Saturday, March 14, 2009

Sony eBook Reader

I bought a Sony eBook reader (PRS-505) in December to use as part of a seminar that explores how people read on different devices. In general I have been very pleased with the Sony eBook reader, which works well with the Macintosh even though Sony does not officially support the Mac. (More on how to use it with a Mac below.) Its size is particularly convenient, since it fits easily into a jacket pocket much like a paperback.

Today I finally loaded the Sony software onto my wife's Windows machine so that I could complete the registration and could download the 100 free books. The experience was frustrating in the extreme.

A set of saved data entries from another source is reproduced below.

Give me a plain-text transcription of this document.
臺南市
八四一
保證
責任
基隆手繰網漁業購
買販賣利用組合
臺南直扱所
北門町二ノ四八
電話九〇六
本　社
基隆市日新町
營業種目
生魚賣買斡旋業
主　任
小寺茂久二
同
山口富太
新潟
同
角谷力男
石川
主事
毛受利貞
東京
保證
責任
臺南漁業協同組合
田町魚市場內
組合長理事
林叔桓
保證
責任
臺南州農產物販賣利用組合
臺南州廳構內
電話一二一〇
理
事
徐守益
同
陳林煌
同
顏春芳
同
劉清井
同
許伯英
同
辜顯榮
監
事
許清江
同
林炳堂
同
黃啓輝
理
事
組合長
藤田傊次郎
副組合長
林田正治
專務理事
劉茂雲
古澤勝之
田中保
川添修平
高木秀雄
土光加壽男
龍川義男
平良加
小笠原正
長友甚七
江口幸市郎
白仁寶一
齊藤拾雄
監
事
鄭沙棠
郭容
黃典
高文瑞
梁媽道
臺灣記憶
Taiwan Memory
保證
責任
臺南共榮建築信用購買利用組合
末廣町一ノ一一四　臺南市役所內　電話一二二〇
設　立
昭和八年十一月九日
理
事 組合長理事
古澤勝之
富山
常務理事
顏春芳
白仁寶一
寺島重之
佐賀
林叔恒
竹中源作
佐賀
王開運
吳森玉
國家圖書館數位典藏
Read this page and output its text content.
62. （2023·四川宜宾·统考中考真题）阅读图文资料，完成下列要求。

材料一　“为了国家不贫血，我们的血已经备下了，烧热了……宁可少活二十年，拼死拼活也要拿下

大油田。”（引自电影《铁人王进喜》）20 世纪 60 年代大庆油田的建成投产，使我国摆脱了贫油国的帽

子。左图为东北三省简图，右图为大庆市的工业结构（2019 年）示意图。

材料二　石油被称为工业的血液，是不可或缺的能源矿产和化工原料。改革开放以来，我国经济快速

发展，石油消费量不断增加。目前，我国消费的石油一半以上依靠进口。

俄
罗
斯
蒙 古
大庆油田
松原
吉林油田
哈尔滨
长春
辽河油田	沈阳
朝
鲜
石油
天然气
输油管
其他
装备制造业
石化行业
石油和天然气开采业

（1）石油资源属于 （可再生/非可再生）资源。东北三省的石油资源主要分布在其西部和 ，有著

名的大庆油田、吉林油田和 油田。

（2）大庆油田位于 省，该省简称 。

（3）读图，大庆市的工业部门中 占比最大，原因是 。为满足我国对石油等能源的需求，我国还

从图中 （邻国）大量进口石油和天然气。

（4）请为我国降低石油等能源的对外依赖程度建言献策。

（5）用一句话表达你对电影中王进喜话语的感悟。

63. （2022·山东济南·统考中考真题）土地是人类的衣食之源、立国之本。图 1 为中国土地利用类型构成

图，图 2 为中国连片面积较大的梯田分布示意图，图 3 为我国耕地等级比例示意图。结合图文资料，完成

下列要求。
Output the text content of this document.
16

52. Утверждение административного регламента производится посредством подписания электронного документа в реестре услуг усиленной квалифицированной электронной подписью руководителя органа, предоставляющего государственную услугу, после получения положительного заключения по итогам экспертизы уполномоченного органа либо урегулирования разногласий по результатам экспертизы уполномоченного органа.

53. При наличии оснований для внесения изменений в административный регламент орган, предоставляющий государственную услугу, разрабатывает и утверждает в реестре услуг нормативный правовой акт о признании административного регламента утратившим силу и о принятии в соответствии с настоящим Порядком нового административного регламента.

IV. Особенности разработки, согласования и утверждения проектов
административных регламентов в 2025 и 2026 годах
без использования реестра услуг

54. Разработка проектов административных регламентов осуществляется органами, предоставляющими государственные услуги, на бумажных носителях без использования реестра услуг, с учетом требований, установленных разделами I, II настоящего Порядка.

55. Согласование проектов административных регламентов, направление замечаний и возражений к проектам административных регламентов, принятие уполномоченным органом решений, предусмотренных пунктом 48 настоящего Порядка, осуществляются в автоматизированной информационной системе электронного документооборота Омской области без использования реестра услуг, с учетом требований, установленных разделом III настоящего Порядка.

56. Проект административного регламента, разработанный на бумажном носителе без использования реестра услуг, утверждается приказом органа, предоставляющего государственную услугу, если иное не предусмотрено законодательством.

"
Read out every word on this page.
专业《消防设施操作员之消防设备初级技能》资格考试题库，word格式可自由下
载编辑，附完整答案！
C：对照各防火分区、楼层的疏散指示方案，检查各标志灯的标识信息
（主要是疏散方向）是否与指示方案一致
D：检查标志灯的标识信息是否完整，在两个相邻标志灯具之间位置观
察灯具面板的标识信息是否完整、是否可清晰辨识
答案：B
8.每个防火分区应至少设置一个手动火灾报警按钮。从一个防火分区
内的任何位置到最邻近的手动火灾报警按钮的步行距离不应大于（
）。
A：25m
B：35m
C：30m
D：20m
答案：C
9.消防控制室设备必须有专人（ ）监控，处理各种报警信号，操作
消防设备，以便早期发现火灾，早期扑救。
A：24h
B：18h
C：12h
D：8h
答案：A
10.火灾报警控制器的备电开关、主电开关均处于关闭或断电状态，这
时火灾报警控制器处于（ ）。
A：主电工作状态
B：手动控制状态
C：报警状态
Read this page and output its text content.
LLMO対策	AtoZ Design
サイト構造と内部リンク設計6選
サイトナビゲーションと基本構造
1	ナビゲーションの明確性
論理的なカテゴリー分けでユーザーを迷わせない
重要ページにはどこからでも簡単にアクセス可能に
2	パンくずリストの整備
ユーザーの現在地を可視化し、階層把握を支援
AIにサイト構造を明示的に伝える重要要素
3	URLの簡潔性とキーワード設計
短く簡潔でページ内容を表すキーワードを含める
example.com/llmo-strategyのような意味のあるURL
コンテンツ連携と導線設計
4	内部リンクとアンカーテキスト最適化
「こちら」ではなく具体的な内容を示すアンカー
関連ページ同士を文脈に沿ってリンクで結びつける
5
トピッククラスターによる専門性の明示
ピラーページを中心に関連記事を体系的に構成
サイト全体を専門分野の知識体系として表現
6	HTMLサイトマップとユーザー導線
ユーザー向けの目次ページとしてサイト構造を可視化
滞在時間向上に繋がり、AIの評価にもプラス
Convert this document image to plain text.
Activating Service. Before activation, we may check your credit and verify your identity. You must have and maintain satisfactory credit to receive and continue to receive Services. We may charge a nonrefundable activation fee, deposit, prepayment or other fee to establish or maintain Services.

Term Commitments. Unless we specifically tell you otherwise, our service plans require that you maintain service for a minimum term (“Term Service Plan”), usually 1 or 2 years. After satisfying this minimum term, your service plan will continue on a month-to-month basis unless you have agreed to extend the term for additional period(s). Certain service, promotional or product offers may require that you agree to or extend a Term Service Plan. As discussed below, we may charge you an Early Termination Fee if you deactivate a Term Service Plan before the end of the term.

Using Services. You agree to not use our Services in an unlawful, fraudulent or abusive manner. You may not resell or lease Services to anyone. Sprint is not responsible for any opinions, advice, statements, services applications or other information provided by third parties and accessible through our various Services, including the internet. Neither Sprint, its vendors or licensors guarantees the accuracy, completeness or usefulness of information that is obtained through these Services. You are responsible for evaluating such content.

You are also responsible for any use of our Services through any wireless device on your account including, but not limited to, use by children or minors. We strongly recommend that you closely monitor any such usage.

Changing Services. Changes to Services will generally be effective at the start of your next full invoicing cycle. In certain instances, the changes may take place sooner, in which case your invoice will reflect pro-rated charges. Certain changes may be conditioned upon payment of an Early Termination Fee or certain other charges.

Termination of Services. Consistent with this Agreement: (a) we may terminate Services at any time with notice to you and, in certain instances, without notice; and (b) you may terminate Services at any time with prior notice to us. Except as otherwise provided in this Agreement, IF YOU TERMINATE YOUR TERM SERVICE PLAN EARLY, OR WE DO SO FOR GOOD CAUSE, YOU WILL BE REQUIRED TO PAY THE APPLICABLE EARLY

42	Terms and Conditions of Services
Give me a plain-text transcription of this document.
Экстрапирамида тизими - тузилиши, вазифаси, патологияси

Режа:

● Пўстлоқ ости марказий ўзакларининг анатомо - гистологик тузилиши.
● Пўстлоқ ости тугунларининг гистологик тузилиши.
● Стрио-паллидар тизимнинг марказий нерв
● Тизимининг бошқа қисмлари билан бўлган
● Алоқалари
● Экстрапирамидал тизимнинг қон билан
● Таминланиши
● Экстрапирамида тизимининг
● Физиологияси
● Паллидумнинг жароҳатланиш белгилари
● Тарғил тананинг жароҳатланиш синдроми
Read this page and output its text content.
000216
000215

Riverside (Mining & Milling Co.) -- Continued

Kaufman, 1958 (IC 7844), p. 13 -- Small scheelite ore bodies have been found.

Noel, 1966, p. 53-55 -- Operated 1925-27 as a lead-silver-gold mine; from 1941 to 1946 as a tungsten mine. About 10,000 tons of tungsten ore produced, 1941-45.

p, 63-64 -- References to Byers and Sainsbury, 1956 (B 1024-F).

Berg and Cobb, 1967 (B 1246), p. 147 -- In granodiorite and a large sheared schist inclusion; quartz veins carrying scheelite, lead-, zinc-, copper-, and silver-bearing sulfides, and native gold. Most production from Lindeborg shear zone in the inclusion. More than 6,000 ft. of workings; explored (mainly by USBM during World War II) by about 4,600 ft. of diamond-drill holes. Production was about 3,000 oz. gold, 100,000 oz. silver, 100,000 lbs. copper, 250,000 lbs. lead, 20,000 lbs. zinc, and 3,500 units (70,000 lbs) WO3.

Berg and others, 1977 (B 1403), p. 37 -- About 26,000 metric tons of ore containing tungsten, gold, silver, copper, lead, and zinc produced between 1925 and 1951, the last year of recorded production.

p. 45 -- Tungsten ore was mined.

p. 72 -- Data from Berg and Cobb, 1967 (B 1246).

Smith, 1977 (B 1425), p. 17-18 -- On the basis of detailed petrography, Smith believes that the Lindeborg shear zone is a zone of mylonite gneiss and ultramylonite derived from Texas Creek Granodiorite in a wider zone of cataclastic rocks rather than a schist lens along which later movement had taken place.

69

Merely to register the machine I had to run a CD in the Windows machine, load an .exe file, and launch a special program. It also took three or four tries to fill in the required information and every time it decided that it did not like some answer, it wiped out my password.

I had to launch another program to use the Sony store and had to register again for that -- apparently Sony did not link product registration to Store use. The ad at the left told me there were only four steps necessary to retrieve the 100 free books I was promised when purchasing. Step three was to verify that the credits had been registered to the account, but never told me how to do it. I finally just decided to try selecting a book from the list to see if the credits were there. Apparently they were not, since it tried to charge me $1.99 for a book that I could get for free on Project Gutenberg. In fact all of the books that I could get with the credit appeared to be books I could get for free from Gutenberg, so I gave up. What was the point?

The book selection for more recent works (ie not in Project Gutenberg) was like what one would find in a very bad airport bookstore -- nothing of substance. Does Sony think its customer base consists mainly of people wanting mindless entertainment? I also discovered that access to the store only works via that one computer. Perhaps people with more than one machine can register on more than one, but it is not clear. The only real value to registering seems to be getting firmware updates for the reader itself.

For those who want to avoid the Sony software, there are some simple steps. On the Mac at least, you can attach the eReader as a storage devide and simply copy RTF or PDF documents to the books folder. RTF works best, because the eReader will reformat the text automatically to fit the screen. I generally make the font 14 pt or more for easier reading. I also like to put a space between paragraphs.

When taking a book from Project Gutenberg I load it into Open Office (MS-Word works too), and replace all of the line breaks with spaces so that the paragraph is continuous. Then I insert blank lines between paragraphs (or insert tabs), increase the font, and save. On the Mac I switch to Text Edit, change the properties to have the correct author and title, and resave. Text Edit creates a more compact file. Then I simply copy it onto the eReader.

If I create a PDF, the A5 size seems to work best and the font size really needs to be 14 or larger.

1 Comments:

Blogger DaleA said...

Sony is remarkably bad at making the user experience seamless. I encountered some really easy to fix absurdities on their Website the other day while shopping for a video camera. The site was trying to shunt me away from sony.com to sony.de (fine) but the links and mechanisms for doing so did not work at all in FF and only halfway in IE.

Sometimes all the fancy stuff companies like this try to do just gets in the way of a simple user experience. Not sure why this is so hard to bear in mind.